Can you clarify what you mean by "exploiting this"?
So people might get paid because they have a following on Hubski? Is this what you mean? Who cares? So long as they post quality content, I'll follow them otherwise I won't. If they get paid to post quality content that I like, what do I care? It's sort of a buyer beware situation, right? If you follow someone and they post crap, shame on you. The burden of maintaining a feed of integrity is solely on you. If someone has 200k hubski followers but I "ignore" them, they don't make a dent in my world.
Good question. When you click on a users name it will give you a list of topics they've recently shared/posted and you can get a general idea from there. This, admittedly isn't very in depth but we will be working towards a more comprehensive way to determine a way to know what someone is interested in and if they are "compatible" with your interests. Hope this helps
Has there been any thought of adding a subject word cloud and denoting the top interests by size of font? I think incorporating a visual element to the discovery tools might be a nice element to add.
I think we did discuss this once, though it never took root. I'll bring it up again. Thanks for the thought mr. sunshine. Hope you are enjoying the site thus far. Let me know if I can be of help.
Just signed up a couple of weeks ago, but do recall coming by about 3 or 4 months ago. I like the site alot. Thanks for the welcome.

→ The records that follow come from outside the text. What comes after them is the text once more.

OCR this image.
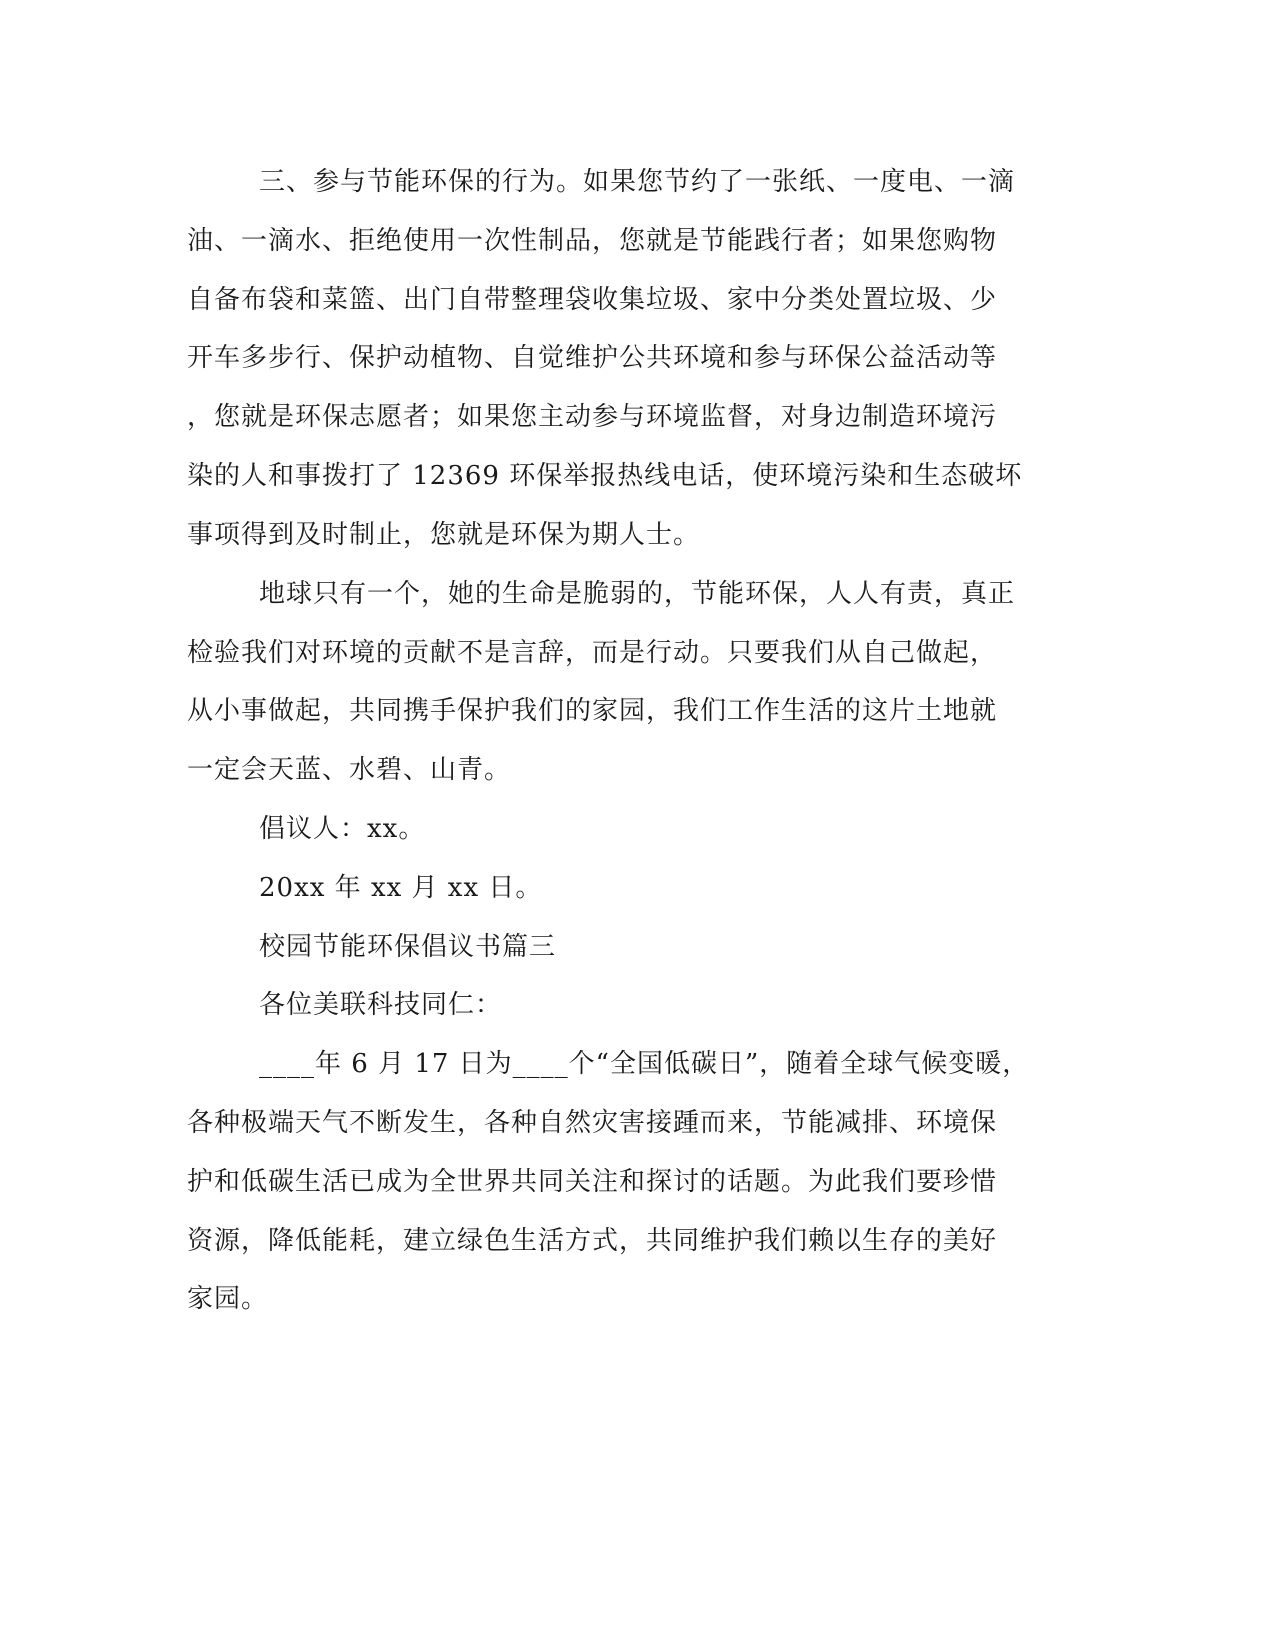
三、参与节能环保的行为。如果您节约了一张纸、一度电、一滴
油、一滴水、拒绝使用一次性制品，您就是节能践行者；如果您购物
自备布袋和菜篮、出门自带整理袋收集垃圾、家中分类处置垃圾、少
开车多步行、保护动植物、自觉维护公共环境和参与环保公益活动等
，您就是环保志愿者；如果您主动参与环境监督，对身边制造环境污
染的人和事拨打了 12369 环保举报热线电话，使环境污染和生态破坏
事项得到及时制止，您就是环保为期人士。
地球只有一个，她的生命是脆弱的，节能环保，人人有责，真正
检验我们对环境的贡献不是言辞，而是行动。只要我们从自己做起，
从小事做起，共同携手保护我们的家园，我们工作生活的这片土地就
一定会天蓝、水碧、山青。
倡议人：xx。
20xx 年 xx 月 xx 日。
校园节能环保倡议书篇三
各位美联科技同仁：
____年 6 月 17 日为____个“全国低碳日”，随着全球气候变暖，
各种极端天气不断发生，各种自然灾害接踵而来，节能减排、环境保
护和低碳生活已成为全世界共同关注和探讨的话题。为此我们要珍惜
资源，降低能耗，建立绿色生活方式，共同维护我们赖以生存的美好
家园。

It can be implemented in a couple of ways, that aren't limited to the following - generated by most popular topic, most popular users, least popular topic and least popular users. Something along those lines that offers up avenues of discovery. Basically, I'm all for more routes to find subjects here on hubski, as it appears the only way to do that is by adding followers and reading their content, without performing a hashtag search - which can be complicated if you don't know the right subject terms relevant to your interests. And if you really want web 2.0 to die, then you might as well kill off search, links, authoring, tags, extensions, and signals. :)
the tag cloud itself needs to die. It's overdone, unimaginative, of limited use, and terrible UX
The tag cloud is dead only if it remains static. Image a tag cloud of, say, 25 subjects. Clicking on that tag opens up a close up of that tag with related tags. Do this until you've reached the end of the tag. This helps to create a dynamic tag cloud that could be updated simply by added related tags to the original tag. You have to remember that when designing anything you need to try to incorporate elements that appeal to a wide swath of users. Many users will perform keyword searches, some will look up by username, some will want to explore using other means. Tag clouds, in and of themselves, are just another tool of discovery. As someone who has had ample experience working in archives, libraries and with patrons I've come to discover that multiple entry points, that are well designed, coherent and relevant, offer up a variety of means to find the needle in the haystack. All that being said, I'd not like for a tag cloud to overwhelm the design of the site as it is. I like the fresh, barebones look to hubski. I'd just like more ways to discover content. Maybe I'm doing something wrong, but it feels like I'm barely scratching the surface of content here.
This is one thing I noticed as well - I was going through some posts, and wondering how old some of them were so I'd know if they were still relevant.
I just discovered this greasemonkey script that puts the time on the page by the username.